Pour commencer, il emmènerait la jeune femme dîner sur une des péniches-restaurants qui étaient assurément le cadre parisien le plus romantique pour une soirée en couple. Ensuite, il l’entraînerait dans une promenade le long de la Seine, sur le quai Voltaire. Ils arriveraient au Pont des Arts et là, au milieu du fleuve, dans un des plus beaux décors du monde, il ferait sa demande. Il imaginait déjà les yeux brillants de Cathy, son sourire, son émotion, le « OUI » qu’elle clamerait… Alors, Julien tirerait de sa poche le petit écrin qui contenait la bague et il la passerait lui-même au doigt de sa fiancée.

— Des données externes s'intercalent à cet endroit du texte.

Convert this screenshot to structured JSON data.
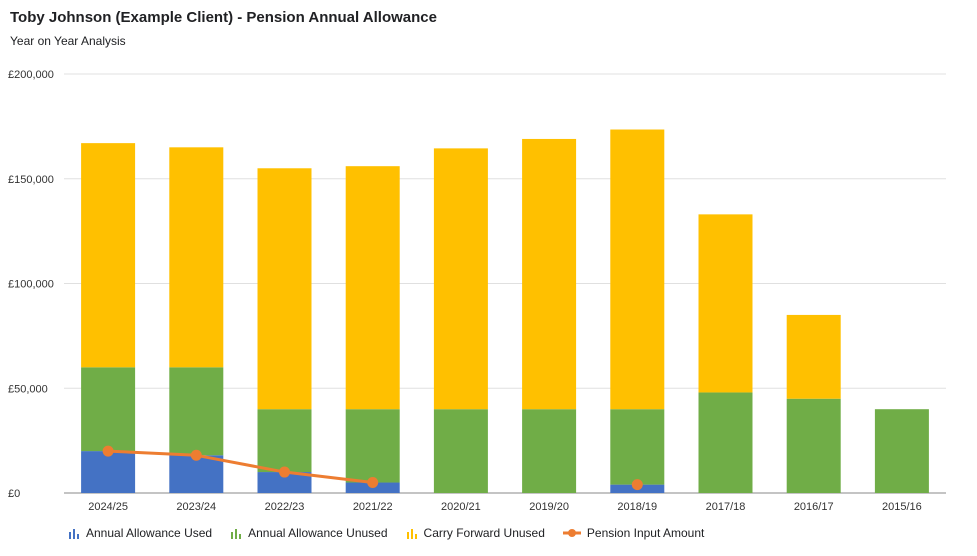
{
  "title": "Toby Johnson (Example Client) - Pension Annual Allowance",
  "subtitle": "Year on Year Analysis",
  "colors": {
    "used": "#4472C4",
    "unused": "#70AD47",
    "carry": "#FFC000",
    "pension": "#ED7D31",
    "grid": "#e0e0e0"
  },
  "chart_data": {
    "type": "bar",
    "stacked": true,
    "categories": [
      "2024/25",
      "2023/24",
      "2022/23",
      "2021/22",
      "2020/21",
      "2019/20",
      "2018/19",
      "2017/18",
      "2016/17",
      "2015/16"
    ],
    "series": [
      {
        "name": "Annual Allowance Used",
        "key": "used",
        "values": [
          20000,
          18000,
          10000,
          5000,
          0,
          0,
          4000,
          0,
          0,
          0
        ]
      },
      {
        "name": "Annual Allowance Unused",
        "key": "unused",
        "values": [
          40000,
          42000,
          30000,
          35000,
          40000,
          40000,
          36000,
          48000,
          45000,
          40000
        ]
      },
      {
        "name": "Carry Forward Unused",
        "key": "carry",
        "values": [
          107000,
          105000,
          115000,
          116000,
          124500,
          129000,
          133500,
          85000,
          40000,
          0
        ]
      }
    ],
    "line_series": {
      "name": "Pension Input Amount",
      "key": "pension",
      "values": [
        20000,
        18000,
        10000,
        5000,
        null,
        null,
        4000,
        null,
        null,
        null
      ]
    },
    "ylim": [
      0,
      200000
    ],
    "yticks": [
      0,
      50000,
      100000,
      150000,
      200000
    ],
    "ytick_labels": [
      "£0",
      "£50,000",
      "£100,000",
      "£150,000",
      "£200,000"
    ],
    "grid": true,
    "legend_position": "bottom"
  }
}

Après quelques baisers, ils feraient une chose qui faisait envie à Cathy depuis longtemps. De son autre poche, Julien sortirait un cadenas, avec leurs deux prénoms gravés dessus. Ensemble, ils l’accrocheraient aux grilles du parapet, ensemble ils jetteraient la clé dans la Seine, et ensemble ils seraient heureux pour toujours !

C’est vrai que ces « cadenas d’amour » étaient tout juste tolérés par la préfecture. Plus précisément, ils étaient tout juste légaux. C’est pour cela que jusqu’à présent, il avait rechigné à se livrer à ce petit rituel romanesque avec Cathy. Pour un gars qui entrait chez les flics, ce n’était pas la meilleure façon de démarrer une carrière, mais il était prêt à braver tous les interdits et tous les règlements rien que pour la voir sourire. Comment refuser quoi que ce soit à une fille comme Cathy ?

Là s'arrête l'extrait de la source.